Phoenix watches from the chair. Not afraid. Serious. She recognizes church when she sees it, even if the altar is a towel and the sacrament is steel.
“Color,” I say.
She takes a breath. “Green.”
“We’re not cutting,” I say. “We’re not breaking skin. We’re not drawing blood. This is sensation and control. You tell me where. You tell me when to stop. If I ask a question, you answer out loud.”
“Yes,” she says.
“If you want me to put it away, you say red and I will. If you want me to slow, you say yellow. If you want more, you ask for it.”
She smiles, small. “You always make the rules sound like options I chose.”
“They are.”
I don’t touch her with the blade first. I never do. I touch her with my hands and my mouth and my voice. I make the room small and clear. I pull the blinds enough to keep the world out but leave the window cracked because she likes the air moving. I stand her between my knees and trace the rope marks still faint across her chest and ribs with my fingers. Then I back away and let her undress to the level she wants. She leaves on a soft tee and nothing underneath. She lifts the hem once and drops it, a tease she gives herself. It’s for her as much as for me.
“I want this,” she says. “I want you.”
“Good,” I tell her. “Because you have me.”
I pick the smallest knife. It’s sharp and sane. I show it to her the way a tattoo artist shows a needle—honest and calm. I let her take it. She tests the weight and hands it back. Hands steady.
“Where?” I ask.
She touches her sternum. “Here. Then here,” she says, sliding her fingers along the line of her ribs. “And…my thigh. Outside.”

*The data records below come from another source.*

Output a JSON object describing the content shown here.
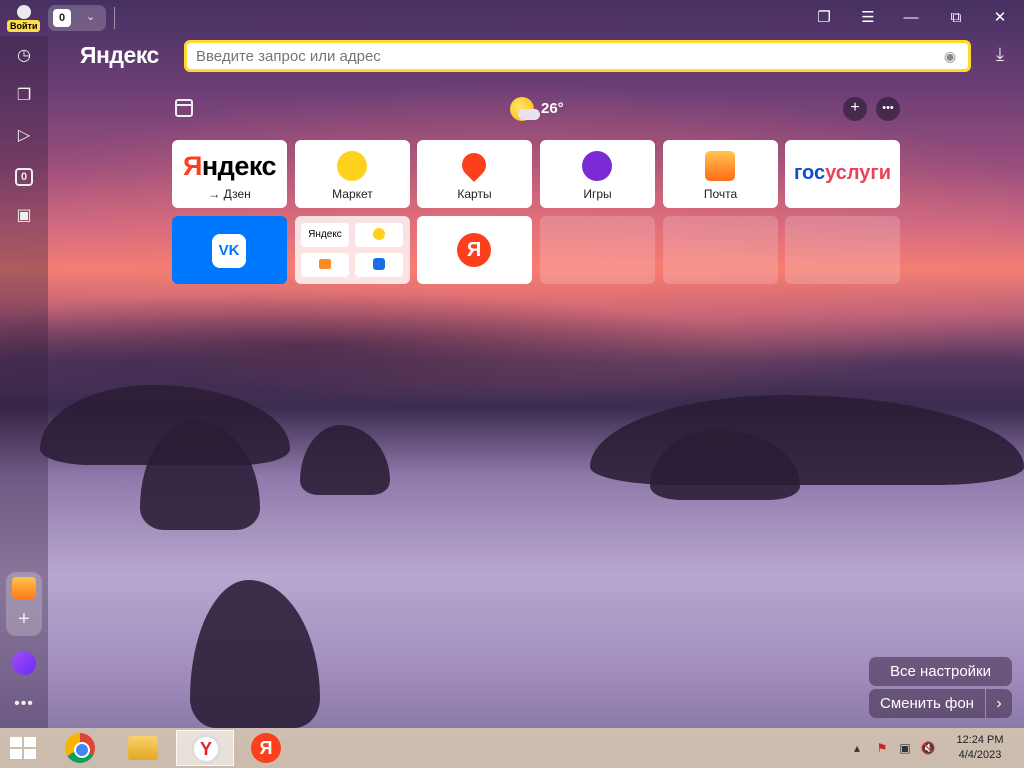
{
  "titlebar": {
    "login_label": "Войти",
    "tab_count": "0"
  },
  "brand": {
    "logo": "Яндекс"
  },
  "search": {
    "placeholder": "Введите запрос или адрес",
    "value": ""
  },
  "sidebar": {
    "counter": "0"
  },
  "weather": {
    "temperature": "26°"
  },
  "tiles": [
    {
      "logo_red": "Я",
      "logo_rest": "ндекс",
      "label": "→ Дзен"
    },
    {
      "label": "Маркет"
    },
    {
      "label": "Карты"
    },
    {
      "label": "Игры"
    },
    {
      "label": "Почта"
    },
    {
      "logo_a": "гос",
      "logo_b": "услуги"
    }
  ],
  "tiles_row2": {
    "vk_label": "VK",
    "folder_mini_1": "Яндекс",
    "ya_letter": "Я"
  },
  "actions": {
    "all_settings": "Все настройки",
    "change_background": "Сменить фон"
  },
  "taskbar": {
    "time": "12:24 PM",
    "date": "4/4/2023",
    "yb_letter": "Y",
    "ya_letter": "Я"
  },
  "colors": {
    "search_border": "#ffd92f",
    "yandex_red": "#fc3f1d",
    "vk_blue": "#0077ff"
  }
}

I nod. “No joints. No arteries. No face. I follow your map.”
I kneel in front of her, the knife angled away from me and away from her until I’m in position. I set the flat of the blade against her sternum, just the cool metal, no edge, and wait. Her breath catches. I don’t move until it evens. I rotate my wrist until the spine of the blade kisses her skin. I draw a short line up to the hollow of her throat and stop when her belly tightens. I look up.
“Color.”
“Green,” she says. Her voice is low, not fragile. Focused.
I go to her ribs and repeat the sequence. Flat. Spine. Pause. Ask. I use the air next, ghosting without contact, letting the knowledge of the edge do as much work as the edge itself. Her hands grip the back of my neck, not to hold me in place but to ground herself in something that isn’t imagination. She isn’t shaking. She’s alive.
“You can ask for pressure,” I tell her. “You can ask for nothing. Both are a win.”
“More,” she says. “Not sharp. Just more.”